Era inútil discutir. Karim no iba a ceder ni en eso ni en nada más por mucho que se lo pidiera.
–Antes tendrás que mover el coche – comentó Karim– . Está tapándome la salida. Aunque pensándolo bien... – agarró las llaves que ella había dejado en la mesita del recibidor– . Yo lo moveré, y no pienses siquiera en intentar escaparte.
–¡No iba a escaparme! Solo... – se calló. ¿Acaso sabía adónde había ido y por qué?– . Solo pedí veinticuatro horas y dije que volvería. He vuelto y no pienso escaparme. Tienes que creerme.
Curiosamente, él la creyó, al menos, en ese momento. El día anterior había tenido una opinión muy distinta de ella; había estado enfadado, había tenido que pensar en muchas cosas y no quería cargar con la responsabilidad de recoger a la novia fugada de Nabil. Los problemas de corazón de su padre, y las sospechas de que se debían a la tensión por la muerte de su hijo mayor y heredero, habían sido la gota que había colmado el vaso. No podía olvidarse de que, si no hubiese accedido a las exigencias de su hermano para que no tuviese seguridad personal, Razi podría seguir vivo. Sin embargo, en ese momento se sentía distinto, y no era solo porque ella había vuelto como había prometido. La nueva Clementina, más serena y digna, era muy distinta a la mujer rebelde y desafiante que se había escapado en cuanto pudo.
Sin embargo, instintivamente, le había concedido las veinticuatro horas que le había pedido. El dispositivo localizador le había indicado que estaba en Lilac Close y algunas pesquisas discretas le habían desvelado que era amiga de la familia que vivía allí, que estaba celebrando el cumpleaños de su hijo pequeño.

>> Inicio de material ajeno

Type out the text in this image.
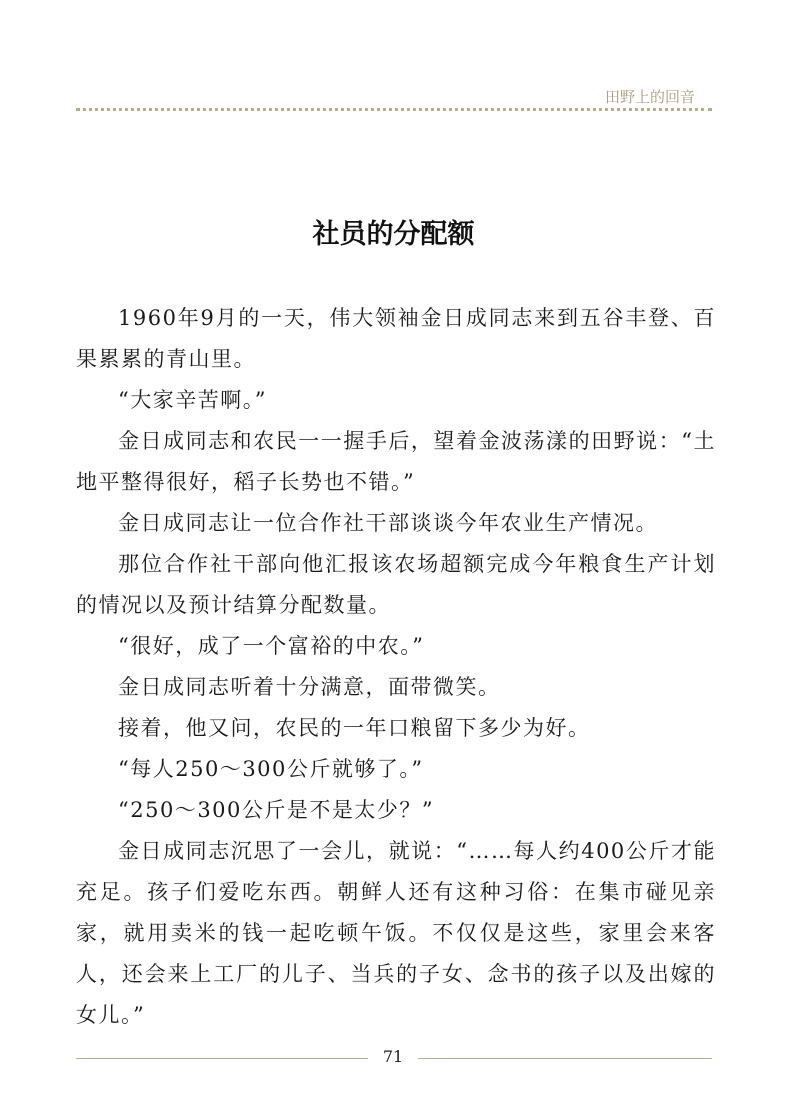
田野上的回音
社员的分配额

1960年9月的一天，伟大领袖金日成同志来到五谷丰登、百果累累的青山里。

“大家辛苦啊。”

金日成同志和农民一一握手后，望着金波荡漾的田野说：“土地平整得很好，稻子长势也不错。”

金日成同志让一位合作社干部谈谈今年农业生产情况。

那位合作社干部向他汇报该农场超额完成今年粮食生产计划的情况以及预计结算分配数量。

“很好，成了一个富裕的中农。”

金日成同志听着十分满意，面带微笑。

接着，他又问，农民的一年口粮留下多少为好。

“每人250～300公斤就够了。”

“250～300公斤是不是太少？”

金日成同志沉思了一会儿，就说：“……每人约400公斤才能充足。孩子们爱吃东西。朝鲜人还有这种习俗：在集市碰见亲家，就用卖米的钱一起吃顿午饭。不仅仅是这些，家里会来客人，还会来上工厂的儿子、当兵的子女、念书的孩子以及出嫁的女儿。”

71
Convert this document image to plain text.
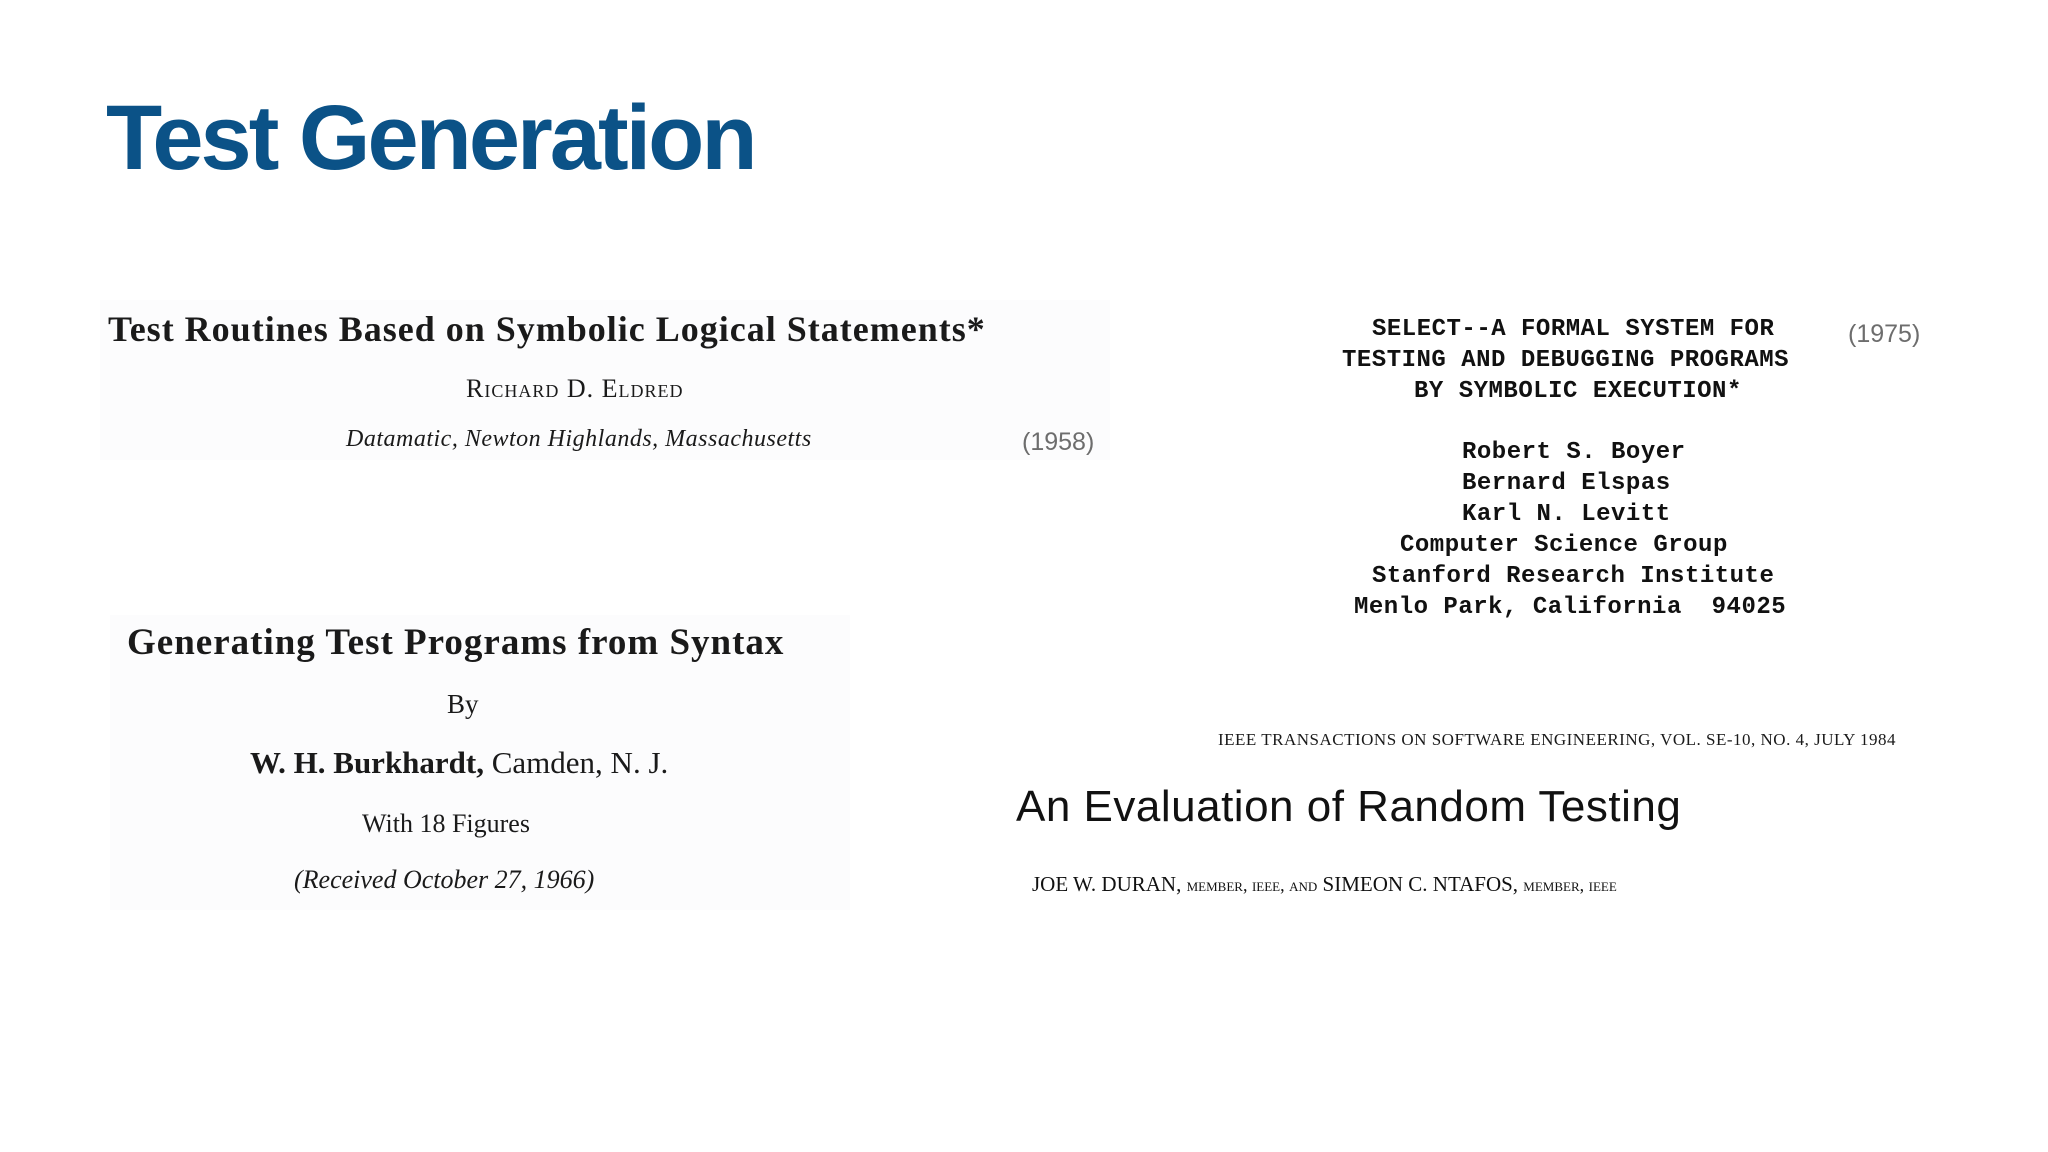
Test Generation
Test Routines Based on Symbolic Logical Statements*
Richard D. Eldred
Datamatic, Newton Highlands, Massachusetts	(1958)
SELECT--A FORMAL SYSTEM FOR
TESTING AND DEBUGGING PROGRAMS
BY SYMBOLIC EXECUTION*
Robert S. Boyer
Bernard Elspas
Karl N. Levitt
Computer Science Group
Stanford Research Institute
Menlo Park, California  94025
(1975)
Generating Test Programs from Syntax
By
W. H. Burkhardt, Camden, N. J.
With 18 Figures
(Received October 27, 1966)
IEEE TRANSACTIONS ON SOFTWARE ENGINEERING, VOL. SE-10, NO. 4, JULY 1984
An Evaluation of Random Testing
JOE W. DURAN, member, ieee, and SIMEON C. NTAFOS, member, ieee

Él decidió darle esa oportunidad y esperar. Sorprendentemente, se alegraba de haberlo hecho. Además, cuando se abrió la puerta y ella entró, algo cambió dentro de él. Algo inesperado e inquietante. Algo que prefería no afrontar cuando tenía que entregarla a su futuro marido para que su padre pudiera descansar al menos por eso. Ya se había retrasado veinticuatro horas y tenían que ponerse en camino. Sin embargo, salió y se dio cuenta de que iba a ser imposible. Las ruedas del coche de Clementina estaban medio cubiertas por la nieve y el camino que llevaba a la carretera había desaparecido. Afortunadamente, su todoterreno estaba aparcado detrás de la casa, pero tenía que sacarlo hasta la carretera... El motor del diminuto coche no funcionaba. Cada vez que giraba la llave, dejaba escapar unos estertores y se quedaba mudo.
–¿Pasa algo? – le preguntó Clementina, quien también había salido y lo miraba por la ventanilla.
–¿Tú qué crees? – él volvió a girar la llave, pero el coche ni se inmutó esa vez– . Este coche no va a ir a ninguna parte esta noche – añadió él mirando el cielo con el ceño fruncido.
–A lo mejor, si me pongo al volante y tú empujas...
–Podemos intentarlo.
–Muy bien – ella se apartó precipitadamente de la puerta que estaba abriéndose– . Me sentaré al volante y... ¡Ay!
Ella pisó una placa de hielo escondida bajo la nieve, se resbaló, cada pierna fue en una dirección y acabó cayéndose en medio de la ventisca.